Pressemitteilung | DSLV Bundesverband Spedition und Logistik e.V.

DSLV-Forum auf der transport logistic 2017 / Digitalisierung: Logistikprozesse und Rechtsrahmen unter neuen Bedingungen

(Berlin) - Die rasante Digitalisierung der Wirtschaft wird weitere Effizienzpotenziale der Logistik heben und deshalb auch positive Effekte auf die Umweltbilanz des Verkehrs haben können. Hiervon zeigten sich Vertreter von Politik, Digitalwirtschaft und Spedition des vom Deutschen Speditions- und Logistikverband (DSLV) durchgeführten Forums "Zwischen Automatisierung und Klimaschutz - Was kann die Digitalisierung der Logistik wirklich leisten?" auf der transport logistic am 11. Mai 2017 in München überzeugt. Harald Ehren, Chefredakteur der Deutschen Verkehrszeitung (DVZ), moderierte die Podiumsdiskussion.

Dieter Janecek, wirtschaftspolitischer Sprecher der Fraktion Bündnis 90/Die Grünen im Deutschen Bundestag, unterstrich die Leistungen der Logistik, deren Bündelungsfunktion auch die notwendigen Klimaschutzanstrengungen unterstützen kann. Das Wachstum des Verkehrs erfordere aber zusätzliche Anstrengungen, die durch digitale Lösungen und eine Ausweitung der Elektromobilität verstärkt werden müssen. Janecek hob hervor, dass auch kleinere Unternehmen im Wettbewerb profitieren können, weil die Digitalisierung Märkte und Prozesse transparenter mache. Die Beschleunigung des Breitbandausbaus in Deutschland sei hierfür aber notwendige Voraussetzung. Janecek plädierte für einen deutschen Weg der Digitalisierung, die vor allem auch ökologische Effizienzmaßstäbe anlegen müsse.

Als Treiber einer Logistik 4.0 wurde nicht nur die Nachfrageseite, also das weitere Bemühen der Branche selbst um mehr Effizienz identifiziert. Der wachsende gesellschaftliche Wunsch nach universeller Verfügbarkeit von Waren an jedem Ort zu jedem Zeitpunkt verstärkt nach Auffassung aller Diskutanten ebenso den Digitalisierungsdruck wie die Eigendynamik der Start-Up-Szene, die mit von der Logistikbranche abweichenden Unternehmenskulturen und teilweise unabhängig von wirtschaftlichem Erfolg auch die analoge Speditionswelt transformieren will. Digitale und konventionelle Geschäftsmodelle haben oft unterschiedliche Zielsetzungen und Finanzressourcen. Im Gegensatz zu Start-Ups müssen Logistikdienstleister ihr bestehendes Gesamtgeschäft bei deutlich geringeren Gewinnerwartungen organisch optimieren und erweitern.
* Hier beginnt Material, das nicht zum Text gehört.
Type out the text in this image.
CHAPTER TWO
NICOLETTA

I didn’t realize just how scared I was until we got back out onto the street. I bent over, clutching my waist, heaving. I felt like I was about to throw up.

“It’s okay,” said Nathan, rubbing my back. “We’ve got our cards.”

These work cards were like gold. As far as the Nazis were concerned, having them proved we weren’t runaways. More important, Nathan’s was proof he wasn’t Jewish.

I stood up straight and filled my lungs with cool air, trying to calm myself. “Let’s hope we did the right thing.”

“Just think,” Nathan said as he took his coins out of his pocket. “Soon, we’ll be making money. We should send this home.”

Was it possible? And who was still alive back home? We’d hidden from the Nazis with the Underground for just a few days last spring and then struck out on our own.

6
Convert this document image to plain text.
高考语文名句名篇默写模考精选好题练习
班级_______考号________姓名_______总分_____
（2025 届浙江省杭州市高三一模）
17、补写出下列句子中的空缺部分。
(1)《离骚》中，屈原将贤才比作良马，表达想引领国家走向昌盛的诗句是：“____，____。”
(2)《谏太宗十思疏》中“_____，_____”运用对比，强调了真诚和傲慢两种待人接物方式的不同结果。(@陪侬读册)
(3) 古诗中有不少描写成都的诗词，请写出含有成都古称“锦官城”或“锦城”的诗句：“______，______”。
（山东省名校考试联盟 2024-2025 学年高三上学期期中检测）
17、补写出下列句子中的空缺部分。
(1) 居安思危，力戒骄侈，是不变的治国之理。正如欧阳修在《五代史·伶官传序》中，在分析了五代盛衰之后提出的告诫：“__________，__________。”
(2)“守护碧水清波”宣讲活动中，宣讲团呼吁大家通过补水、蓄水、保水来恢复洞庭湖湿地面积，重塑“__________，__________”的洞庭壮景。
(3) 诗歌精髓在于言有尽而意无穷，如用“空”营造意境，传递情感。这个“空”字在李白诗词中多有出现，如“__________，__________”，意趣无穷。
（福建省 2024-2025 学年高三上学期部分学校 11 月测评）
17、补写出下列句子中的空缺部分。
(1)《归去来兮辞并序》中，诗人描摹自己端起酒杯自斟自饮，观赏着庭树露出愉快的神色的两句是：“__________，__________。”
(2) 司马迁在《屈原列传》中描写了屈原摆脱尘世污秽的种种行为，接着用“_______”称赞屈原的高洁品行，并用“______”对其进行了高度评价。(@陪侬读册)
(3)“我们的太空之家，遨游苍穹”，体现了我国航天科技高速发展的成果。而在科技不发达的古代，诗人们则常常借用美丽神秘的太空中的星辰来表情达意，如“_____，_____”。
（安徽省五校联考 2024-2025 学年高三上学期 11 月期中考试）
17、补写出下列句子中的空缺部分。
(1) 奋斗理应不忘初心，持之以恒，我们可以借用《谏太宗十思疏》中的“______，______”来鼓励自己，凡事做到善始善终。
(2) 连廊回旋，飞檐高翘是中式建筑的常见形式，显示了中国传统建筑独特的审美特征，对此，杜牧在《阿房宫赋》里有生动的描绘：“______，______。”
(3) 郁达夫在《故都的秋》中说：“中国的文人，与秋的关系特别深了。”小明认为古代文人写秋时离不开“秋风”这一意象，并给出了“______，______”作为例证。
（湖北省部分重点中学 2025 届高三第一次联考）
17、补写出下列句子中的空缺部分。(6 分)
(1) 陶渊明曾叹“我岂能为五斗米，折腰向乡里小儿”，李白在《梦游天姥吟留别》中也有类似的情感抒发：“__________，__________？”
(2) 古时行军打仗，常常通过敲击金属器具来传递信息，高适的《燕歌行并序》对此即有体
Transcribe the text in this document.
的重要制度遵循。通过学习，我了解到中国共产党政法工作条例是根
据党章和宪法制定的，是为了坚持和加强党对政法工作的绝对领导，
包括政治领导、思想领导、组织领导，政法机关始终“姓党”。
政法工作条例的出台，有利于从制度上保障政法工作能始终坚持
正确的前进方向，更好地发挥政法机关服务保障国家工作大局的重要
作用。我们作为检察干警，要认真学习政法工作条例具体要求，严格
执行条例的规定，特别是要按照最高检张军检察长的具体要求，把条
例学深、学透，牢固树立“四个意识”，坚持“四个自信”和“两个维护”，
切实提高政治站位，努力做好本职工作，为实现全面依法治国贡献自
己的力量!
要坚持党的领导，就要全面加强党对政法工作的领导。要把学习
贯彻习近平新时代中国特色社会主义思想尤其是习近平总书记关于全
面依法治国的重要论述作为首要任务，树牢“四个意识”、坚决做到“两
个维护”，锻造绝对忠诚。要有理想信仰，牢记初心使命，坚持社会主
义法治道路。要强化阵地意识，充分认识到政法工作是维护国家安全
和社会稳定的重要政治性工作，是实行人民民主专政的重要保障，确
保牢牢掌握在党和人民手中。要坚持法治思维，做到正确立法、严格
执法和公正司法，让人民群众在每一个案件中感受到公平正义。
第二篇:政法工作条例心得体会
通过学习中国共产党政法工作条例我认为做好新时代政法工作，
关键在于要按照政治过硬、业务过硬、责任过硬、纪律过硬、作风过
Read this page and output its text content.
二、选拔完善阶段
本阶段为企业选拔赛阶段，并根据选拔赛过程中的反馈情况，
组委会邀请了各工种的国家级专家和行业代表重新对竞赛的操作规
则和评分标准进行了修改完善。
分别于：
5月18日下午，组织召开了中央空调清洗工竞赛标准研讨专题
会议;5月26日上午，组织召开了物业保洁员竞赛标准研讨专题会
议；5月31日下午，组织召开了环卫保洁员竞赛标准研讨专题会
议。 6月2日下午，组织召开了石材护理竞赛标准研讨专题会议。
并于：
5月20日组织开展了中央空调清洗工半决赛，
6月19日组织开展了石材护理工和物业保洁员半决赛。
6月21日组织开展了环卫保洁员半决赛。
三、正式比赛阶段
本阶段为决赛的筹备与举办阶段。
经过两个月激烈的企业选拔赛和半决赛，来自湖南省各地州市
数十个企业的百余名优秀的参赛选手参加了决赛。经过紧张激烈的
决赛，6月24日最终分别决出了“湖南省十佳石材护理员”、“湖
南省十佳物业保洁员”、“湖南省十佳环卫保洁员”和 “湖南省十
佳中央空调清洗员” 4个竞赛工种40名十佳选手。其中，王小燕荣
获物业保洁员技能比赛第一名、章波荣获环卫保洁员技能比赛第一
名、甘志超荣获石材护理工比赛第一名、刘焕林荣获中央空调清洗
Max-Alexander Borrek, Principal im Beratungshaus Oliver Wyman, machte demgegenüber deutlich, dass sich die Start-Up-Kultur bereits gewandelt habe. Heute müssten diese Unternehmen schnell profitabel sein, da Investoren immer weniger lange Verlustphasen akzeptieren. Im Trend stünden machine learning und robotics mit klaren und deutlichen Kundennutzen und raschen Erfolgen. Es seien aus seiner Sicht weniger "Blockbuster Gründungen" wie Amazon und Google zu erwarten, die allein im B2C-Bereich schnell wachsen konnten. Neugründungen gebe es jetzt nur allein im B2B-Bereich mit deutlich längeren Amortisationsphasen und einer für die Öffentlichkeit geringeren Wahrnehmung.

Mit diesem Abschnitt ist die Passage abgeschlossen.